Jittery and skittery in equal measure, the latest from Milan's Healing Force Project ramps things up nicely, finds Jeremy Allen

Antonio Marini could best be described as an Italian neo-futurist. His Healing Force Project, inaugurated in 2010, has continued to stick to the same hard and fast rule to create mind-blowing, sonically challenging future music – a manifesto he has pursued doggedly ever since. Drifted Entities (Vol. 2), the latest entry in his unrelenting discography, provides plenty of future shock, especially if you’ve not got to enjoy his melee of electronic jazz, broken beats and drum n bass before now.

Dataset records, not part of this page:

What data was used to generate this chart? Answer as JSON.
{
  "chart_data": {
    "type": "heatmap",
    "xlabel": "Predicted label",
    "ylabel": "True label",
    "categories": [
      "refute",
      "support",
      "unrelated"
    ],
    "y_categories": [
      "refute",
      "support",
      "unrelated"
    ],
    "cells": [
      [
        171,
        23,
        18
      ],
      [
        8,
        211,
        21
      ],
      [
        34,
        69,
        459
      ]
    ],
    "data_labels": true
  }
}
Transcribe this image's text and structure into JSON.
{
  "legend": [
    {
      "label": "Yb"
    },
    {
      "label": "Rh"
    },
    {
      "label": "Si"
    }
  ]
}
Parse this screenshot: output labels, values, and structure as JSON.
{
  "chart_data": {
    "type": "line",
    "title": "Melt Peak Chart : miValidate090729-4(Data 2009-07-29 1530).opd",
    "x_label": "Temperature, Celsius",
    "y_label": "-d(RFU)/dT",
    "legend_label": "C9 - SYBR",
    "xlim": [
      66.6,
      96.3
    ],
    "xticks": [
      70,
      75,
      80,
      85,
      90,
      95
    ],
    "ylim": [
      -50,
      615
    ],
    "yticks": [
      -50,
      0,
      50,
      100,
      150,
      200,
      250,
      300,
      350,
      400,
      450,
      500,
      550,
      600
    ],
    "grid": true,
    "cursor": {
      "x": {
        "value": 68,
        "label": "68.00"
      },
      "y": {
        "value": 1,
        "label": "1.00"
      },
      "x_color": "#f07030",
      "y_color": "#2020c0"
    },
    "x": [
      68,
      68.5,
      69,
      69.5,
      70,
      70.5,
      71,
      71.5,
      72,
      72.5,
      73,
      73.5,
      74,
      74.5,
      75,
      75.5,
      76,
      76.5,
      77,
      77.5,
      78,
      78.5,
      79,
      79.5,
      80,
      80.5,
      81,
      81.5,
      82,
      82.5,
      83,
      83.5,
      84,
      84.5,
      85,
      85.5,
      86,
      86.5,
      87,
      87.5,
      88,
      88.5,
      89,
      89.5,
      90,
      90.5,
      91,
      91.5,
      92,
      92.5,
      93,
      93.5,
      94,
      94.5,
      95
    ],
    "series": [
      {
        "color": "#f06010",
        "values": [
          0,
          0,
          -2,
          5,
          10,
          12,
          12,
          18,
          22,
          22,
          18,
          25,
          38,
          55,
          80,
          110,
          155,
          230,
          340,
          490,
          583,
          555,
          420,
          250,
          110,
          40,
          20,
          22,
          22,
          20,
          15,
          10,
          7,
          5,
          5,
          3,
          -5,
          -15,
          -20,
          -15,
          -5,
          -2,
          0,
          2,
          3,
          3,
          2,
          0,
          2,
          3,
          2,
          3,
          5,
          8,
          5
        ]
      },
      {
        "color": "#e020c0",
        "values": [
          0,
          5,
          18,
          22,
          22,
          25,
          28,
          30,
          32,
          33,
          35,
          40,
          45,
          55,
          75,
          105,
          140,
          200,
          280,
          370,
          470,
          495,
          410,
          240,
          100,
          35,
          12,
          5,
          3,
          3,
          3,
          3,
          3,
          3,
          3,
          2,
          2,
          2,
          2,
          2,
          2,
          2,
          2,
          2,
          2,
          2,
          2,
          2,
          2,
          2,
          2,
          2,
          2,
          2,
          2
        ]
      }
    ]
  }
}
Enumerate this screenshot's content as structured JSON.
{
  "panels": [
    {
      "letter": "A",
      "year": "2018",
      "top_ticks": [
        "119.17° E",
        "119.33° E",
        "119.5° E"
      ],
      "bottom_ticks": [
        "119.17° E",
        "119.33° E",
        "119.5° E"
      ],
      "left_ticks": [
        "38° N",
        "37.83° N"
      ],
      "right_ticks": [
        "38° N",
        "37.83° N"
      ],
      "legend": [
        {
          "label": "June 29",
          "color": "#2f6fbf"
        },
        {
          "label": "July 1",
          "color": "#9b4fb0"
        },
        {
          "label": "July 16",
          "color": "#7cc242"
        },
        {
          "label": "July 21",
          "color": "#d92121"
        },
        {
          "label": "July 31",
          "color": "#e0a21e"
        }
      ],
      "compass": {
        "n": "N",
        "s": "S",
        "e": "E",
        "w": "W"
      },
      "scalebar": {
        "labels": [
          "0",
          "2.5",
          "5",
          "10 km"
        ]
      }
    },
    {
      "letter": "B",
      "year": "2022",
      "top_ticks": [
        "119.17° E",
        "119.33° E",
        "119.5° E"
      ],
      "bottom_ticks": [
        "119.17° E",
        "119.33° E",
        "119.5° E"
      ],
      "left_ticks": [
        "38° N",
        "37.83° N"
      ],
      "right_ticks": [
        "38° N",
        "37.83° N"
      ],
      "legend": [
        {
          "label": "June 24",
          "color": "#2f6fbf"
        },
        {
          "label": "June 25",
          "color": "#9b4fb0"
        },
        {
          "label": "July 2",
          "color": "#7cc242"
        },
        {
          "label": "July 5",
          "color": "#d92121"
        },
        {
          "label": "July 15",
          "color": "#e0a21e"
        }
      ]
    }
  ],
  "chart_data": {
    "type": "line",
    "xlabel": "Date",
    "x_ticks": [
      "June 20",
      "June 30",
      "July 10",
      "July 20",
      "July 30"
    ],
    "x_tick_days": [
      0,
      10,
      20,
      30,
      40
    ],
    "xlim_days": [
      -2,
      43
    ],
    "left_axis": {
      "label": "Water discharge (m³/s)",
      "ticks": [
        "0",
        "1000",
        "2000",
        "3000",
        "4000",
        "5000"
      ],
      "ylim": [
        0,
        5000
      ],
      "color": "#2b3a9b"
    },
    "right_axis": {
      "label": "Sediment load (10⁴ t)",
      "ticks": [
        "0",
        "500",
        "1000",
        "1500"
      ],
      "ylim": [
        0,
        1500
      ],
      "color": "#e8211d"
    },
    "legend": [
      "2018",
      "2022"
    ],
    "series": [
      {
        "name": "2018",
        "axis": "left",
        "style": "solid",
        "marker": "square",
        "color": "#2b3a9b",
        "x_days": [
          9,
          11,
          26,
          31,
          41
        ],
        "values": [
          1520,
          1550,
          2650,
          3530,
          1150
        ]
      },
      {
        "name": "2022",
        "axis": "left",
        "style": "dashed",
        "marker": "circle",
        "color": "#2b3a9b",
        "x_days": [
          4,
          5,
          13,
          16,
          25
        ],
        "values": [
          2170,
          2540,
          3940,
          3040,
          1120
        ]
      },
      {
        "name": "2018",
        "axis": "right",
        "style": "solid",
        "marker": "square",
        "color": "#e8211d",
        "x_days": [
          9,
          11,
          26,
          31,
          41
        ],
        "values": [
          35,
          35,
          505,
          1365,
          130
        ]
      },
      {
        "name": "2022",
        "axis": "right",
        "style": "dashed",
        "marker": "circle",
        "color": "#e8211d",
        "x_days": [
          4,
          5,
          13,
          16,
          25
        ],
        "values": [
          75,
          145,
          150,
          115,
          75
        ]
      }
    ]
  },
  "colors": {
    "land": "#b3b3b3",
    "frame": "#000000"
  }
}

Last year he released the equally frantic Drifted Entities (Vol. 1), a broadly more dubby experience, though in truth, the maximalist content of these extended EPs is not too dissimilar in scope or execution. On the second volume, the free jazz seems to be freer, the skittering drums more skittery, and the structures more structureless, though put either on and your ears will no doubt be pinned down and assaulted. If Marini is an abstract sound painter then these wild, non-linear sonic tableaux require a leap of faith and a level of immersion to really appreciate them fully, though you may just as easily want to run away in horror.

Opener ‘Future Space Exploration’ limbers up under the aegis of some cosmic noodling and what sounds like the tuning of drums, emerging with some sporadic tablas and synth squelches to give it some pep. Eventually, a skittery, sonic spider lopes into view, dancing on the drum skins to create an insidious kind of mayhem. ‘Adrift In The Stratosphere’ rather does what it says on the tin, transporting the listener to a weightless orbit with more sci-fi skittering and this time some muted trumpet slathered in lots of cosmic delay. The trumpet returns on side two on the briefly pensive then hyperactive ‘It’s Your Brain Food’, which is oddly reminiscent of Sly and Robbie’s collaboration with Vladislav Delay and Norwegian trumpeter Nils Petter Molvær, though where Nordub was spacious and unhurried, this is the polar opposite.

There are moments where it can all become too much, like on ‘Vehicular Activity’, where the agitated organs crash menacingly against the rhythmic chassis, or ‘Thinking Outside The Box’, which jitters like sickness under the skin at times, though it’s music that alters depending on one’s mood, and it has the capacity to sound different each time you listen to it. It’s almost Cubist then in its dimensions, which perhaps makes Marini a neo-cubo-futurist rather than a plain old neo-futurist. Like the music itself, Healing Force Project is not something that can easily be put into a box.